Richard.P.Obrien@hotmail.com
Dis-donc, nos amis anglophones commencent à dévoiler leur jeu : ils sont séduits par la si poétique Silouane ;-) Que penseraient-ils de la barbe de cette créature ?
My boyfriend (Jon O'Sullivan) has shown me your original and "wild" blog, and I see why it's so a pleasant way for him to learn French ! I'm not so good at french speaking than Jon, but he has translated me some of your posts.

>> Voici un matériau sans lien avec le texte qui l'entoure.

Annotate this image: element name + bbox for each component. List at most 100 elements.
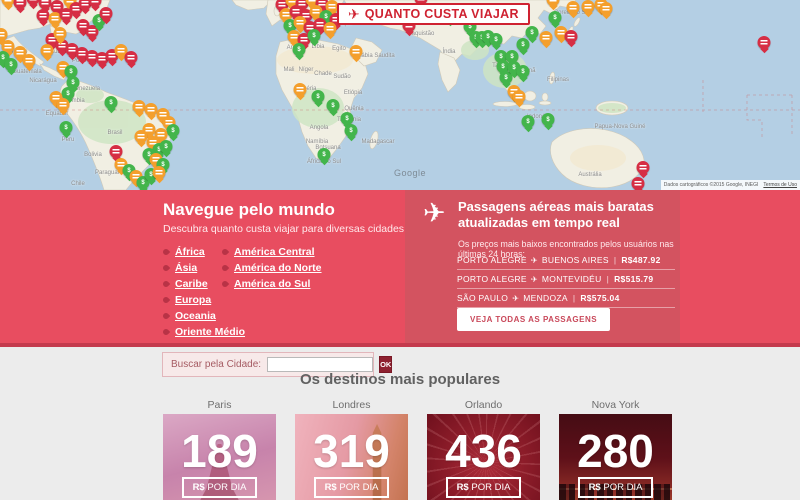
map-price-pin[interactable]: $ (517, 38, 530, 51)
nav-region-link[interactable]: América Central (234, 246, 315, 258)
map-price-pin[interactable]: $ (517, 65, 530, 78)
map-marker-icon (162, 264, 170, 272)
nav-region-link[interactable]: Caribe (175, 278, 208, 290)
map-price-pin[interactable]: $ (542, 113, 555, 126)
map-price-pin[interactable] (294, 83, 307, 96)
deal-rows: PORTO ALEGRE✈BUENOS AIRES|R$487.92PORTO … (457, 251, 675, 308)
destination-card-londres[interactable]: 319R$ POR DIA (295, 414, 408, 500)
pin-price-glyph: $ (504, 75, 507, 81)
map-price-pin[interactable]: $ (5, 58, 18, 71)
destination-price: 189 (181, 428, 258, 474)
map-attribution: Dados cartográficos ©2015 Google, INEGI … (661, 180, 800, 190)
pin-price-glyph: $ (64, 125, 67, 131)
map-price-pin[interactable]: $ (308, 29, 321, 42)
map-price-pin[interactable]: $ (160, 140, 173, 153)
map-price-pin[interactable] (23, 54, 36, 67)
pin-price-glyph: $ (164, 144, 167, 150)
world-map[interactable]: MéxicoCubaPorto RicoGuatemalaNicaráguaVe… (0, 0, 800, 190)
pin-price-glyph (79, 51, 86, 56)
map-price-pin[interactable] (57, 98, 70, 111)
destination-card-orlando[interactable]: 436R$ POR DIA (427, 414, 540, 500)
map-marker-icon (162, 248, 170, 256)
pin-price-glyph (279, 2, 286, 7)
deals-panel: ✈ Passagens aéreas mais baratas atualiza… (405, 190, 680, 347)
map-price-pin[interactable]: $ (60, 121, 73, 134)
pin-price-glyph (297, 87, 304, 92)
price-per-day-badge: R$ POR DIA (578, 477, 654, 498)
map-price-pin[interactable]: $ (293, 43, 306, 56)
map-price-pin[interactable]: $ (105, 96, 118, 109)
destination-card-paris[interactable]: 189R$ POR DIA (163, 414, 276, 500)
map-price-pin[interactable]: $ (522, 115, 535, 128)
pin-price-glyph (761, 40, 768, 45)
map-price-pin[interactable] (37, 9, 50, 22)
pin-price-glyph (5, 0, 12, 2)
map-marker-icon (221, 280, 229, 288)
nav-region-link[interactable]: América do Norte (234, 262, 322, 274)
nav-region-link[interactable]: Europa (175, 294, 211, 306)
nav-region-link[interactable]: África (175, 246, 205, 258)
map-price-pin[interactable] (133, 100, 146, 113)
pin-price-glyph (543, 35, 550, 40)
pin-price-glyph: $ (345, 116, 348, 122)
deals-title: Passagens aéreas mais baratas atualizada… (458, 199, 654, 231)
map-price-pin[interactable]: $ (327, 99, 340, 112)
map-price-pin[interactable] (60, 8, 73, 21)
map-price-pin[interactable]: $ (490, 33, 503, 46)
pin-price-glyph (301, 37, 308, 42)
nav-region-item: América Central (222, 244, 322, 260)
site-logo[interactable]: ✈ QUANTO CUSTA VIAJAR (337, 3, 530, 25)
pin-price-glyph (297, 20, 304, 25)
destination-city-label: Nova York (559, 399, 672, 411)
map-price-pin[interactable]: $ (167, 124, 180, 137)
deal-row[interactable]: PORTO ALEGRE✈BUENOS AIRES|R$487.92 (457, 251, 675, 270)
destination-city-label: Orlando (427, 399, 540, 411)
pin-price-glyph (640, 165, 647, 170)
map-price-pin[interactable] (100, 7, 113, 20)
map-price-pin[interactable] (350, 45, 363, 58)
map-price-pin[interactable]: $ (312, 90, 325, 103)
map-price-pin[interactable] (547, 0, 560, 6)
pin-price-glyph: $ (9, 62, 12, 68)
map-price-pin[interactable] (758, 36, 771, 49)
deal-to-city: MONTEVIDÉU (542, 274, 602, 284)
map-price-pin[interactable] (637, 161, 650, 174)
pin-price-glyph (63, 12, 70, 17)
pin-price-glyph (103, 11, 110, 16)
nav-region-link[interactable]: Ásia (175, 262, 197, 274)
nav-region-link[interactable]: América do Sul (234, 278, 310, 290)
deal-row[interactable]: PORTO ALEGRE✈MONTEVIDÉU|R$515.79 (457, 270, 675, 289)
map-price-pin[interactable] (89, 0, 102, 7)
destination-city-label: Londres (295, 399, 408, 411)
map-price-pin[interactable] (513, 90, 526, 103)
map-price-pin[interactable]: $ (526, 26, 539, 39)
map-price-pin[interactable] (540, 31, 553, 44)
destination-card-novayork[interactable]: 280R$ POR DIA (559, 414, 672, 500)
map-price-pin[interactable] (110, 145, 123, 158)
map-price-pin[interactable] (567, 1, 580, 14)
nav-region-link[interactable]: Oriente Médio (175, 326, 245, 338)
pin-price-glyph (327, 26, 334, 31)
map-price-pin[interactable] (565, 30, 578, 43)
nav-region-link[interactable]: Oceania (175, 310, 216, 322)
map-price-pin[interactable]: $ (549, 11, 562, 24)
map-price-pin[interactable]: $ (318, 148, 331, 161)
map-terms-link[interactable]: Termos de Uso (763, 182, 797, 188)
map-price-pin[interactable] (582, 0, 595, 13)
map-price-pin[interactable] (632, 177, 645, 190)
pin-price-glyph: $ (521, 42, 524, 48)
deal-row[interactable]: SÃO PAULO✈MENDOZA|R$575.04 (457, 289, 675, 308)
map-price-pin[interactable]: $ (345, 124, 358, 137)
map-price-pin[interactable] (54, 27, 67, 40)
map-price-pin[interactable] (153, 166, 166, 179)
pin-price-glyph (113, 149, 120, 154)
city-search-input[interactable] (267, 357, 373, 372)
map-price-pin[interactable] (125, 51, 138, 64)
see-all-tickets-button[interactable]: VEJA TODAS AS PASSAGENS (457, 308, 610, 331)
map-marker-icon (162, 296, 170, 304)
pin-price-glyph: $ (521, 69, 524, 75)
map-price-pin[interactable] (600, 2, 613, 15)
navigate-title: Navegue pelo mundo (163, 200, 335, 220)
map-price-pin[interactable] (324, 22, 337, 35)
map-price-pin[interactable] (41, 44, 54, 57)
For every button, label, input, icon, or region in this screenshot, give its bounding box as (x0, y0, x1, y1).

Well, Jon is asking me to tell you that he doesn't find the word "massération" in his french dictionnary (is there a spelling mistake ?) so he can't understand the sentence in which this word takes place. Have a good week-end, and see you !
Bravo Khomirh pour cet article culinaire. C'est courageux de te lancer dans la gastronomie (astronomie gastrique ou étude du vide de l'estomc). Mais pourquoi spécialement les brocolis ?
C'est le légume préféré de ma cantine... je suppose que ce n'est guère onéreux. PB: c'est mauvais! Pour la diététique, rien ne vaut les tomates.
Courage! L'odeur passera d'ici un ou deux mois dans ton petit logis
Je suis tres desole de vous attrister mais je ne connais pas les Aideen et Deirdre que vous parlez. C'est il une blague encore ? Cela serait peu aimable de vous.
si tu manges des brocolis, tu n'es plus mon frère! ces petits trucs verts me dégoûtent!
musy
Trop cool Cômi cet article de gastronomie ! J'avoue que je ne m'étais jamais posée la question de la cuisson d'un légume pour un daltonien :)
Moi, je résoudrais la solution de la cuisson en mangeant mes brocolis crus tout simplement (et en plus c'est bien meilleur cru :-)).